One day, because I knew I would be near Hypatia's school, it was convenient to swap duties.  I emailed her a message, "I'll pick up Hypatia today, and you get Horatio. Please confirm; otherwise it is as usual." She texted me back, "Let's do it. Let me know if you get this message, so that I know we're really on." I left her a voicemail, "OK, we're definitely on for the swap! ....as long as I know you get this message."  She emailed me back, "Got the message. We're on! But let me know that you get this message so I can count on you." You see, without confirmation she couldn't be sure that I knew she had gotten my earlier confirmation of her acknowledgement of my first message, and she may have worried that the plan to swap was consequently off. 
And so on ad infinitum......
How truly frustrating it was for us that at no stage of our conversation could we seem to know for certain that the other person had all the necessary information to ensure that the plan would be implemented! The result, of course, since we had time to exchange only at most a finite number of messages, was that the only rational course of action was for us each to abandon the plan to swap: we both independently decided just to pick up the usual child. 
To see that this was rational, observe that clearly the first message needed to have been confirmed in order for the plan to be implemented properly. Furthermore, if the $n$-th message need not have been confirmed, then it wasn't important to know that it had been received and the algorithm should have worked whether or not it was received, meaning that it didn't actually need to have been sent.
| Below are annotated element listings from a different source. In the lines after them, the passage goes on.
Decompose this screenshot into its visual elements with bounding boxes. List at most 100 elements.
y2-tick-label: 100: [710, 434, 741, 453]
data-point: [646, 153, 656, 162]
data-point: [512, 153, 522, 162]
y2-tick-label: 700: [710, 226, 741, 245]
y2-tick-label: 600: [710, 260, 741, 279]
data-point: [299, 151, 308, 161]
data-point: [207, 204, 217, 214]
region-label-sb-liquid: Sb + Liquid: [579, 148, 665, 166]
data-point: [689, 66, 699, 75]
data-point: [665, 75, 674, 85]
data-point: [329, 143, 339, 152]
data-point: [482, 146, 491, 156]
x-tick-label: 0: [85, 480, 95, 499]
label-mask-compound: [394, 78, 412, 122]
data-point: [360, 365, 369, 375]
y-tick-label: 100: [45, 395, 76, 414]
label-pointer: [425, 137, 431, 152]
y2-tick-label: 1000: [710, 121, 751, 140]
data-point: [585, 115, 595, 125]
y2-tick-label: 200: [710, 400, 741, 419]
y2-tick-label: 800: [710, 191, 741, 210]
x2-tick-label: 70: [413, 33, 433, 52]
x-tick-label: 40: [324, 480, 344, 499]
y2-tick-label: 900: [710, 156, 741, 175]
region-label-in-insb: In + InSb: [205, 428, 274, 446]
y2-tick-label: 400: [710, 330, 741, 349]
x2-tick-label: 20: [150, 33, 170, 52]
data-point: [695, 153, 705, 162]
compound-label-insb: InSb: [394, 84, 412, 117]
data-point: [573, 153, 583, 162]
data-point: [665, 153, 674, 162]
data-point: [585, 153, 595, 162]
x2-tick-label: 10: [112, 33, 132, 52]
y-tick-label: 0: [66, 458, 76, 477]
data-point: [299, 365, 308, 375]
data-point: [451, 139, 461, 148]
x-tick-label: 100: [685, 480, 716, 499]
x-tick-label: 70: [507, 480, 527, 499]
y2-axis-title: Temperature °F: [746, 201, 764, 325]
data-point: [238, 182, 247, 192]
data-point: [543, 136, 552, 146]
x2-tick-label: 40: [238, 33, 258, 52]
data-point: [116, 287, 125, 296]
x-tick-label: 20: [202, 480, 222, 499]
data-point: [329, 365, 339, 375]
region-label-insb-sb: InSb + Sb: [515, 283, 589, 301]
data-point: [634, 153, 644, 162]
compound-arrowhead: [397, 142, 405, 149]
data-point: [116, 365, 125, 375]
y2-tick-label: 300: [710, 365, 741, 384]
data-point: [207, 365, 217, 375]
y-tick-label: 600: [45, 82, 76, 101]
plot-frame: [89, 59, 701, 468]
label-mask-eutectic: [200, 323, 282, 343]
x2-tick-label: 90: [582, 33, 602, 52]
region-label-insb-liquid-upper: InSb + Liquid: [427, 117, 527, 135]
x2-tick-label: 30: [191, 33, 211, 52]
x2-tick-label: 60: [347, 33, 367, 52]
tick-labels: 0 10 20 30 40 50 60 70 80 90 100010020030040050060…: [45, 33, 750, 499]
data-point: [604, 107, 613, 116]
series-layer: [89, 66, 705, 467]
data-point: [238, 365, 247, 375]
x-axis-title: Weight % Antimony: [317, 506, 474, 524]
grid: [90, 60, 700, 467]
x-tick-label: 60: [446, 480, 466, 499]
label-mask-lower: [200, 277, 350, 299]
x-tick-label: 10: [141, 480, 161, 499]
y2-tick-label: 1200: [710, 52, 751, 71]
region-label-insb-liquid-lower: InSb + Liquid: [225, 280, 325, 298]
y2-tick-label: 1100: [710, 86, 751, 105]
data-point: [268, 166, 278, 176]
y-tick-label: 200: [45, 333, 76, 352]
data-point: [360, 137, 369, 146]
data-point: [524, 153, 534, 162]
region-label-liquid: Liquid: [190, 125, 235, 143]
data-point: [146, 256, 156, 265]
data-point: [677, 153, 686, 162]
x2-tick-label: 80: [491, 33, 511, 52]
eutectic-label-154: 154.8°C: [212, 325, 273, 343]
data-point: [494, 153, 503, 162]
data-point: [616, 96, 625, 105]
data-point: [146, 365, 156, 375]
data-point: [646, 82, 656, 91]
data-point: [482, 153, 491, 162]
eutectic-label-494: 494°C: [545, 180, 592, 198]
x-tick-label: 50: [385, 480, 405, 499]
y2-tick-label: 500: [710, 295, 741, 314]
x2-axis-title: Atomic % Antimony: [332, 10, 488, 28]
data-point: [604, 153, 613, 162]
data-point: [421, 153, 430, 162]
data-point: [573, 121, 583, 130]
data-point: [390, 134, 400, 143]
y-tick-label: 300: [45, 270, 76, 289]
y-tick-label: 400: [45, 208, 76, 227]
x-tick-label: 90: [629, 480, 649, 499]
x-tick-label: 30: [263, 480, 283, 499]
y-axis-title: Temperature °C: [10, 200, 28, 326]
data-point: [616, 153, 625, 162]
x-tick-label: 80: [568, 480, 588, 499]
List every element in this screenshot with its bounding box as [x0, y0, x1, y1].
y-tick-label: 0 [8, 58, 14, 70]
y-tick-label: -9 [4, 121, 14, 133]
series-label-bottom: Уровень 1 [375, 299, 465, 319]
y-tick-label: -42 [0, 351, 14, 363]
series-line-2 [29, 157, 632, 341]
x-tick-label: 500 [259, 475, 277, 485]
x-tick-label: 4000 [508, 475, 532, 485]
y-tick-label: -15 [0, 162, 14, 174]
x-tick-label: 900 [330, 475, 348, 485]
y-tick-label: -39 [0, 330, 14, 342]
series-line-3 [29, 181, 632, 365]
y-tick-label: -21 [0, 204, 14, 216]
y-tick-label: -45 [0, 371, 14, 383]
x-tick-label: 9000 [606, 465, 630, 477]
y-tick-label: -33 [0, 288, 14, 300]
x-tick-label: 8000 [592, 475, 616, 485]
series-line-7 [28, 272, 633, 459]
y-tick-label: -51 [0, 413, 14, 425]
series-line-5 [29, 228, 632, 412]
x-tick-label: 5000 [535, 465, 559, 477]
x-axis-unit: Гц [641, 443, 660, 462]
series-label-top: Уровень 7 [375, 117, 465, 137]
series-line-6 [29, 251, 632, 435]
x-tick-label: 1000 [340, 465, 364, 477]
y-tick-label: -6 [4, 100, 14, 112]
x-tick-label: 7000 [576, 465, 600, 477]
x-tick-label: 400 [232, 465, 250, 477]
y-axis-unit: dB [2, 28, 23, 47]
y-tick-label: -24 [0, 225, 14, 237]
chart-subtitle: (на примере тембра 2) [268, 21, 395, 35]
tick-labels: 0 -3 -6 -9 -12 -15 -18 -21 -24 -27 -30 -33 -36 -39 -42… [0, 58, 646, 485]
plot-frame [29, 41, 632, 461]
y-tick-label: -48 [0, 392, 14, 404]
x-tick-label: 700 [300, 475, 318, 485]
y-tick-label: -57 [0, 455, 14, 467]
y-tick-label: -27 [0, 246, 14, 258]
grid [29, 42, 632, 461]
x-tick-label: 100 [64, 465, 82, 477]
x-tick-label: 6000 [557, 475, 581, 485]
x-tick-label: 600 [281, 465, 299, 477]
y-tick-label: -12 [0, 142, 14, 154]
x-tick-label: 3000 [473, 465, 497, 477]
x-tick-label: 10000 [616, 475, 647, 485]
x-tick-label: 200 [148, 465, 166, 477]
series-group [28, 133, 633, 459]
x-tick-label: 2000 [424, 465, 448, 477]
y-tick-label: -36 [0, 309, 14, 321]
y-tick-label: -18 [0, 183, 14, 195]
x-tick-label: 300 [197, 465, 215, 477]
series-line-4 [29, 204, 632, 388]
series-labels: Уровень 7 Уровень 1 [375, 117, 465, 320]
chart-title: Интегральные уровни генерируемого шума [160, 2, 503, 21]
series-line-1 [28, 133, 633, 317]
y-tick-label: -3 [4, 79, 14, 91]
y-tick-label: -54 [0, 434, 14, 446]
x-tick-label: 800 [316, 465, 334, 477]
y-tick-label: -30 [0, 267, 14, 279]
So by induction, no number of confirmations suffices to implement the common knowledge that we both needed, namely, that we had each agreed to make the swap.
See also the two generals problem. 
A: A good source for this sort of reasoning is:
J.-J. Meyer and W. van der Hoek, Epistemic Logic for AI and Computer Science, 
Number 41 in Cambridge Tracts in Theoretical Computer Science, Cambridge 
University Press, 1995.
The question of common knowledge, and of the algorithmics of epistemic modal logics, provides a lot of good material on this sort of problem.  (It is good fun to try the mathematical side of this in Popularisation activities.  I used Muddy Children with various groups with a lot of laughter and appreciation of the mathematical models.)
A: Here is another puzzle I like which is in the spirit of the question.  100 people play a game as follows.  Each person secretly writes a number between 1 and 1000000.  The numbers are then all revealed and the person who is closest to 2/3 of the average wins a prize.  If there is a tie, the prize is shared between the winners.

What number should one write down?

Now, it is clearly foolish to write down any number greater than 666667, since 2/3 of the average cannot be more than 666667.  But now we can view the game as being played on the interval from 1 to 666667 instead of from 1 to 1000000.  Now we can iterate again and conclude that it is foolish to choose any number greater than 444444.  Ultimately (but this requires many iterations of knowledge), the only rational choice is for all players to choose 1 and to split the prize.